Jacques Chirac took this opportunity to thank Claude Lévi-Strauss for his life’s work that “occupies a place that is as unique as it is important in the imagination and the hearts of all humanists.” Furthermore, “from one book to the next, you allow us to understand the diversity and richness of cultures, their grandeurs and weaknesses, gathering together and transmitting a precious testimony of our century. Your work constitutes a conceptual base for anthropology, rendering intelligible many contemporary questions”, Jacques Chirac told him.
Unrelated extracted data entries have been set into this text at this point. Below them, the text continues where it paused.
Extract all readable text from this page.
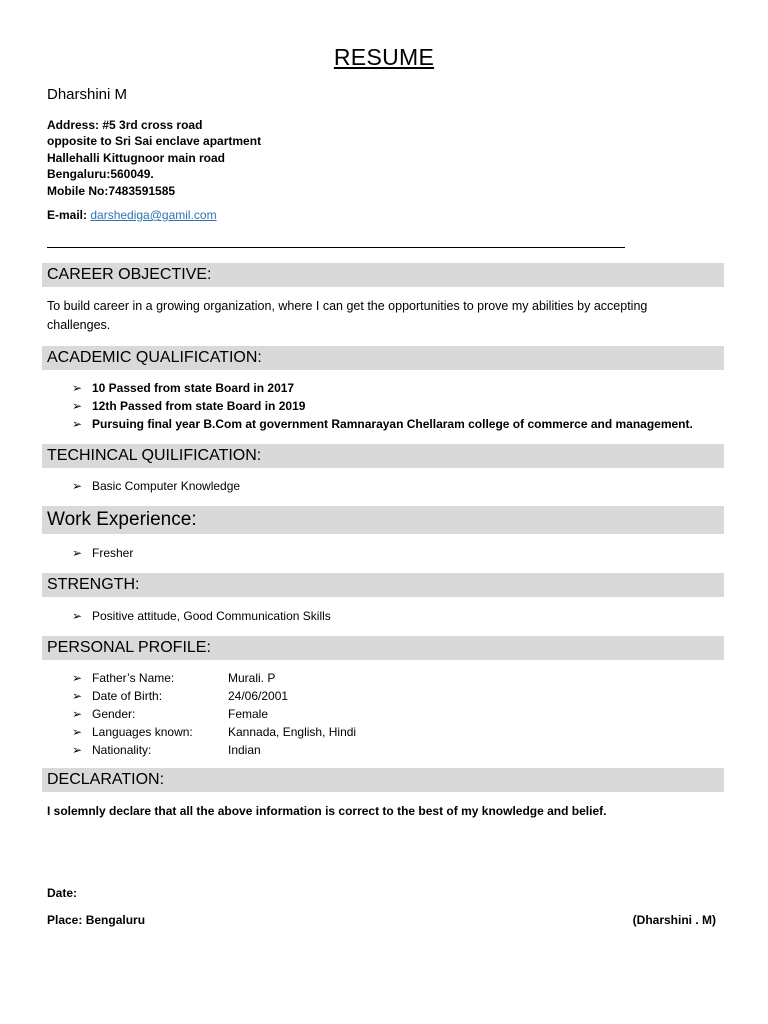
RESUME
Dharshini M
Address: #5 3rd cross road
opposite to Sri Sai enclave apartment
Hallehalli Kittugnoor main road
Bengaluru:560049.
Mobile No:7483591585
E-mail: darshediga@gamil.com
CAREER OBJECTIVE:
To build career in a growing organization, where I can get the opportunities to prove my abilities by accepting challenges.
ACADEMIC QUALIFICATION:
➢ 10 Passed from state Board in 2017
➢ 12th Passed from state Board in 2019
➢ Pursuing final year B.Com at government Ramnarayan Chellaram college of commerce and management.
TECHINCAL QUILIFICATION:
➢ Basic Computer Knowledge
Work Experience:
➢ Fresher
STRENGTH:
➢ Positive attitude, Good Communication Skills
PERSONAL PROFILE:
➢ Father’s Name:	Murali. P
➢ Date of Birth:	24/06/2001
➢ Gender:	Female
➢ Languages known:	Kannada, English, Hindi
➢ Nationality:	Indian
DECLARATION:
I solemnly declare that all the above information is correct to the best of my knowledge and belief.
Date:
Place: Bengaluru	(Dharshini . M)
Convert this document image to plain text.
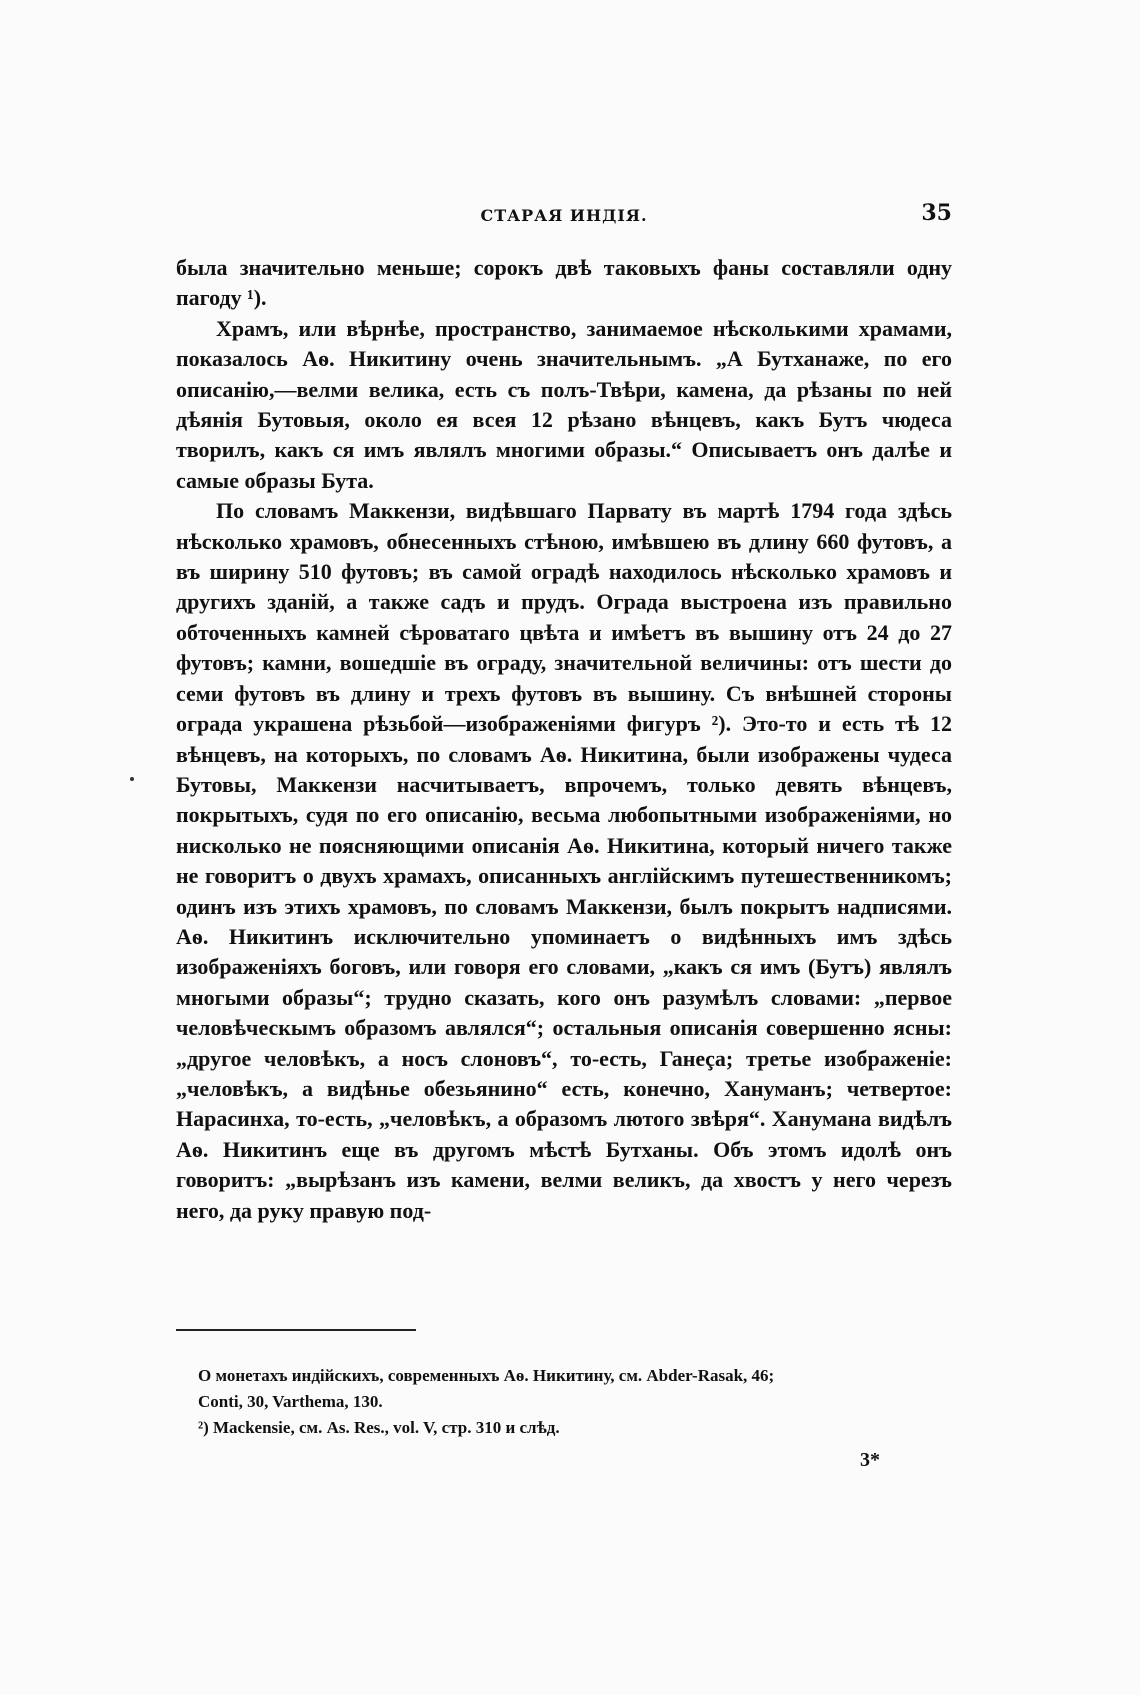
СТАРАЯ ИНДІЯ.	35

была значительно меньше; сорокъ двѣ таковыхъ фаны составляли одну пагоду ¹).

Храмъ, или вѣрнѣе, пространство, занимаемое нѣсколькими храмами, показалось Аѳ. Никитину очень значительнымъ. „А Бутханаже, по его описанію,—велми велика, есть съ полъ-Твѣри, камена, да рѣзаны по ней дѣянія Бутовыя, около ея всея 12 рѣзано вѣнцевъ, какъ Бутъ чюдеса творилъ, какъ ся имъ являлъ многими образы.“ Описываетъ онъ далѣе и самые образы Бута.

По словамъ Маккензи, видѣвшаго Парвату въ мартѣ 1794 года здѣсь нѣсколько храмовъ, обнесенныхъ стѣною, имѣвшею въ длину 660 футовъ, а въ ширину 510 футовъ; въ самой оградѣ находилось нѣсколько храмовъ и другихъ зданій, а также садъ и прудъ. Ограда выстроена изъ правильно обточенныхъ камней сѣроватаго цвѣта и имѣетъ въ вышину отъ 24 до 27 футовъ; камни, вошедшіе въ ограду, значительной величины: отъ шести до семи футовъ въ длину и трехъ футовъ въ вышину. Съ внѣшней стороны ограда украшена рѣзьбой—изображеніями фигуръ ²). Это-то и есть тѣ 12 вѣнцевъ, на которыхъ, по словамъ Аѳ. Никитина, были изображены чудеса Бутовы, Маккензи насчитываетъ, впрочемъ, только девять вѣнцевъ, покрытыхъ, судя по его описанію, весьма любопытными изображеніями, но нисколько не поясняющими описанія Аѳ. Никитина, который ничего также не говоритъ о двухъ храмахъ, описанныхъ англійскимъ путешественникомъ; одинъ изъ этихъ храмовъ, по словамъ Маккензи, былъ покрытъ надписями. Аѳ. Никитинъ исключительно упоминаетъ о видѣнныхъ имъ здѣсь изображеніяхъ боговъ, или говоря его словами, „какъ ся имъ (Бутъ) являлъ многыми образы“; трудно сказать, кого онъ разумѣлъ словами: „первое человѣческымъ образомъ авлялся“; остальныя описанія совершенно ясны: „другое человѣкъ, а носъ слоновъ“, то-есть, Ганеça; третье изображеніе: „человѣкъ, а видѣнье обезьянино“ есть, конечно, Хануманъ; четвертое: Нарасинха, то-есть, „человѣкъ, а образомъ лютого звѣря“. Ханумана видѣлъ Аѳ. Никитинъ еще въ другомъ мѣстѣ Бутханы. Объ этомъ идолѣ онъ говоритъ: „вырѣзанъ изъ камени, велми великъ, да хвостъ у него черезъ него, да руку правую под-

О монетахъ индійскихъ, современныхъ Аѳ. Никитину, см. Abder-Rasak, 46;

Conti, 30, Varthema, 130.

²) Mackensie, см. As. Res., vol. V, стр. 310 и слѣд.

3*
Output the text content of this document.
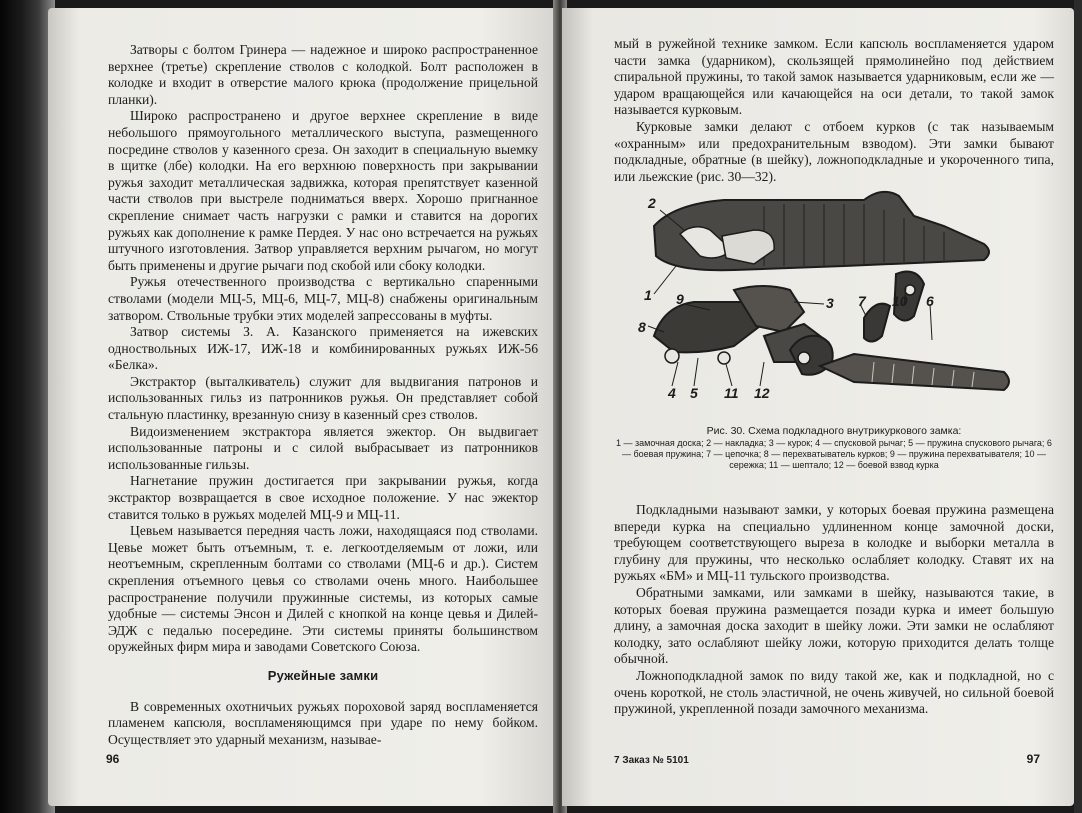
Затворы с болтом Гринера — надежное и широко распространенное верхнее (третье) скрепление стволов с колодкой. Болт расположен в колодке и входит в отверстие малого крюка (продолжение прицельной планки).

Широко распространено и другое верхнее скрепление в виде небольшого прямоугольного металлического выступа, размещенного посредине стволов у казенного среза. Он заходит в специальную выемку в щитке (лбе) колодки. На его верхнюю поверхность при закрывании ружья заходит металлическая задвижка, которая препятствует казенной части стволов при выстреле подниматься вверх. Хорошо пригнанное скрепление снимает часть нагрузки с рамки и ставится на дорогих ружьях как дополнение к рамке Пердея. У нас оно встречается на ружьях штучного изготовления. Затвор управляется верхним рычагом, но могут быть применены и другие рычаги под скобой или сбоку колодки.

Ружья отечественного производства с вертикально спаренными стволами (модели МЦ-5, МЦ-6, МЦ-7, МЦ-8) снабжены оригинальным затвором. Ствольные трубки этих моделей запрессованы в муфты.

Затвор системы З. А. Казанского применяется на ижевских одноствольных ИЖ-17, ИЖ-18 и комбинированных ружьях ИЖ-56 «Белка».

Экстрактор (выталкиватель) служит для выдвигания патронов и использованных гильз из патронников ружья. Он представляет собой стальную пластинку, врезанную снизу в казенный срез стволов.

Видоизменением экстрактора является эжектор. Он выдвигает использованные патроны и с силой выбрасывает из патронников использованные гильзы.

Нагнетание пружин достигается при закрывании ружья, когда экстрактор возвращается в свое исходное положение. У нас эжектор ставится только в ружьях моделей МЦ-9 и МЦ-11.

Цевьем называется передняя часть ложи, находящаяся под стволами. Цевье может быть отъемным, т. е. легкоотделяемым от ложи, или неотъемным, скрепленным болтами со стволами (МЦ-6 и др.). Систем скрепления отъемного цевья со стволами очень много. Наибольшее распространение получили пружинные системы, из которых самые удобные — системы Энсон и Дилей с кнопкой на конце цевья и Дилей-ЭДЖ с педалью посередине. Эти системы приняты большинством оружейных фирм мира и заводами Советского Союза.

Ружейные замки

В современных охотничьих ружьях пороховой заряд воспламеняется пламенем капсюля, воспламеняющимся при ударе по нему бойком. Осуществляет это ударный механизм, называе-

96

мый в ружейной технике замком. Если капсюль воспламеняется ударом части замка (ударником), скользящей прямолинейно под действием спиральной пружины, то такой замок называется ударниковым, если же — ударом вращающейся или качающейся на оси детали, то такой замок называется курковым.

Курковые замки делают с отбоем курков (с так называемым «охранным» или предохранительным взводом). Эти замки бывают подкладные, обратные (в шейку), ложноподкладные и укороченного типа, или льежские (рис. 30—32).

2
1 9	3 7 10 6
8
4 5 11 12
Рис. 30. Схема подкладного внутрикуркового замка:
1 — замочная доска; 2 — накладка; 3 — курок; 4 — спусковой рычаг; 5 — пружина спускового рычага; 6 — боевая пружина; 7 — цепочка; 8 — перехватыватель курков; 9 — пружина перехватывателя; 10 — сережка; 11 — шептало; 12 — боевой взвод курка

Подкладными называют замки, у которых боевая пружина размещена впереди курка на специально удлиненном конце замочной доски, требующем соответствующего выреза в колодке и выборки металла в глубину для пружины, что несколько ослабляет колодку. Ставят их на ружьях «БМ» и МЦ-11 тульского производства.

Обратными замками, или замками в шейку, называются такие, в которых боевая пружина размещается позади курка и имеет большую длину, а замочная доска заходит в шейку ложи. Эти замки не ослабляют колодку, зато ослабляют шейку ложи, которую приходится делать толще обычной.

Ложноподкладной замок по виду такой же, как и подкладной, но с очень короткой, не столь эластичной, не очень живучей, но сильной боевой пружиной, укрепленной позади замочного механизма.

7 Заказ № 5101	97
Claude Lévi-Strauss, side by side with Jacques Chirac, supported the creation of the museum at Quai Branly. Today the Fondation is examining once again the anthropologist’s 2005 assessment of the world: “the current ravages [namely] the frightening disappearance of living species, be they plants or animals, and, by the very fact of its density, the human species is living under a sort of self-poisoning system if I may say so – and I think of the present and of the world in which I am finishing my days. It is not a world I enjoy.” [5]. The Fondation Chirac pays tribute to this visionary who inspires it.

[5] France 2, a special for the 100th show of Campus, Thursday February 17, 2005, editor: Laurent Lemire.